A total 809 people died in last 24 hours - but figure suggests contagion may have peaked

Colin Drury@colin__drury
Saturday 04 April 2020 12:57
A healthcare worker holds a oxygen bottle outside the 12 Octubre Hospital in Madrid
A healthcare worker holds a oxygen bottle outside the 12 Octubre Hospital in Madrid

Spain’s daily coronavirus death toll has fallen for the second day running, figures released on Saturday show.

A total 809 people who tested positive for Covid-19 died over the past 24 hours, down from 932 in the previous period and from 950 on Thursday, the country's health ministry revealed.

The total number of deaths caused by the virus in Spain now stands at 11,744 - the second highest in Europe after Italy.

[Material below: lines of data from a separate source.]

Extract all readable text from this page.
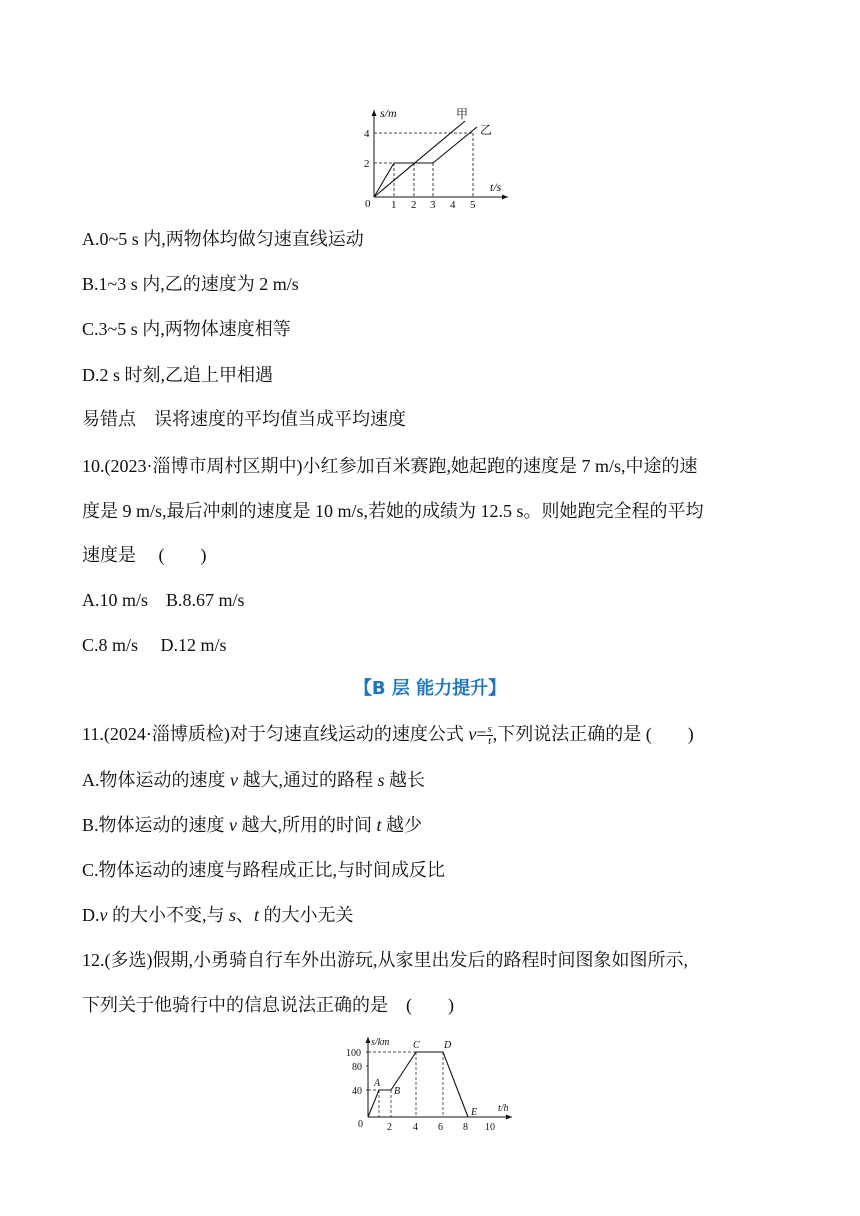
s/m
t/s
0
2
4
1 2 3 4 5
甲
乙
A.0~5 s 内,两物体均做匀速直线运动
B.1~3 s 内,乙的速度为 2 m/s
C.3~5 s 内,两物体速度相等
D.2 s 时刻,乙追上甲相遇
易错点　误将速度的平均值当成平均速度
10.(2023·淄博市周村区期中)小红参加百米赛跑,她起跑的速度是 7 m/s,中途的速
度是 9 m/s,最后冲刺的速度是 10 m/s,若她的成绩为 12.5 s。则她跑完全程的平均
速度是　 (　　)
A.10 m/s　B.8.67 m/s
C.8 m/s　 D.12 m/s
【B 层 能力提升】
11.(2024·淄博质检)对于匀速直线运动的速度公式 $v= \frac{s}{t}$ ,下列说法正确的是 (　　)
A.物体运动的速度 v 越大,通过的路程 s 越长
B.物体运动的速度 v 越大,所用的时间 t 越少
C.物体运动的速度与路程成正比,与时间成反比
D.v 的大小不变,与 s、t 的大小无关
12.(多选)假期,小勇骑自行车外出游玩,从家里出发后的路程时间图象如图所示,
下列关于他骑行中的信息说法正确的是　(　　)
s/km
t/h
0
40
80
100
2 4 6 8 10
A
B
C D
E
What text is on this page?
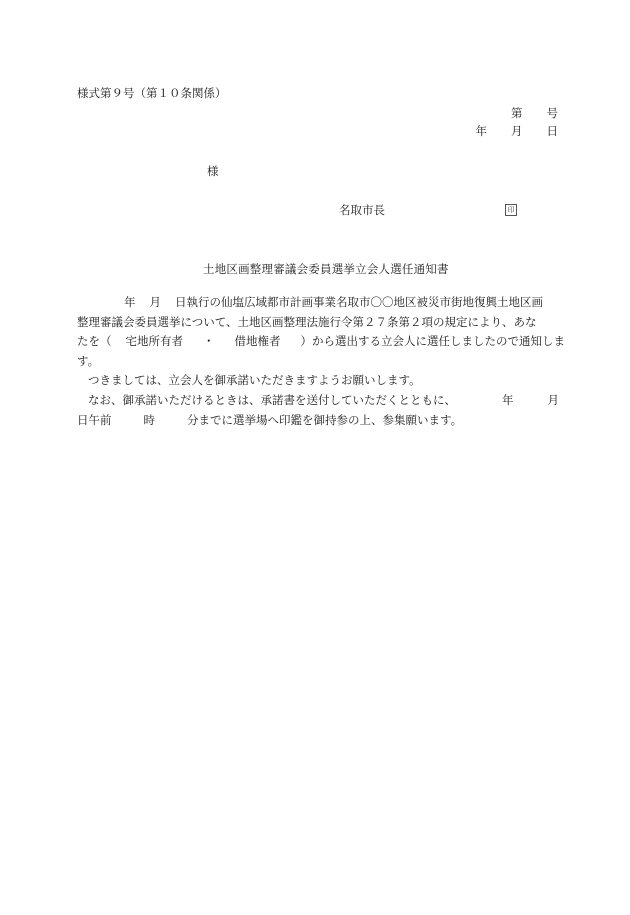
様式第９号（第１０条関係）
第 号
年 月 日
様
名取市長	印
土地区画整理審議会委員選挙立会人選任通知書
年 月 日執行の仙塩広域都市計画事業名取市〇〇地区被災市街地復興土地区画
整理審議会委員選挙について、土地区画整理法施行令第２７条第２項の規定により、あな
たを（ 宅地所有者 ・ 借地権者 ）から選出する立会人に選任しましたので通知しま
す。
つきましては、立会人を御承諾いただきますようお願いします。
なお、御承諾いただけるときは、承諾書を送付していただくとともに、	年	月
日午前	時	分までに選挙場へ印鑑を御持参の上、参集願います。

But the slowing in the number of victims will offer a glimmer of hope to a country so battered by the infection that footage as emerged of doctors wearing binbags as protective overalls.

Prime Minister Pedro Sanchez is expected to use the figures as evidence the country’s four-week lockdown is working when he requests MPs extend restrictions for another fortnight on Wednesday.

He will speak to rival party leaders this weekend to ask them to maintain the state of emergency until 26 April, ahead of a parliamentary vote on Wednesday.

Experts predict expect most opposition parties will back the move, although Mr Sanchez has faced increasing criticism from the likes of Popular Party leader Pedro Casado who have voiced anger at the government’s failure to consult him on key decisions.

The right-wing politician claimed on Thursday that the PM had not called for 10 days, accusing him of “incompetence” in his handling of the pandemic.

Meanwhile, the rest of Europe will continue to watch the contagion in Spain – where a total 124,736 have been diagnosed with the infection – in the hope it may offer some clues as to how their own lockdowns will play out.

The UK is said to be two weeks behind its Iberian neighbour on the Covid-19 curve, meaning the peak of the virus may come shortly after Easter.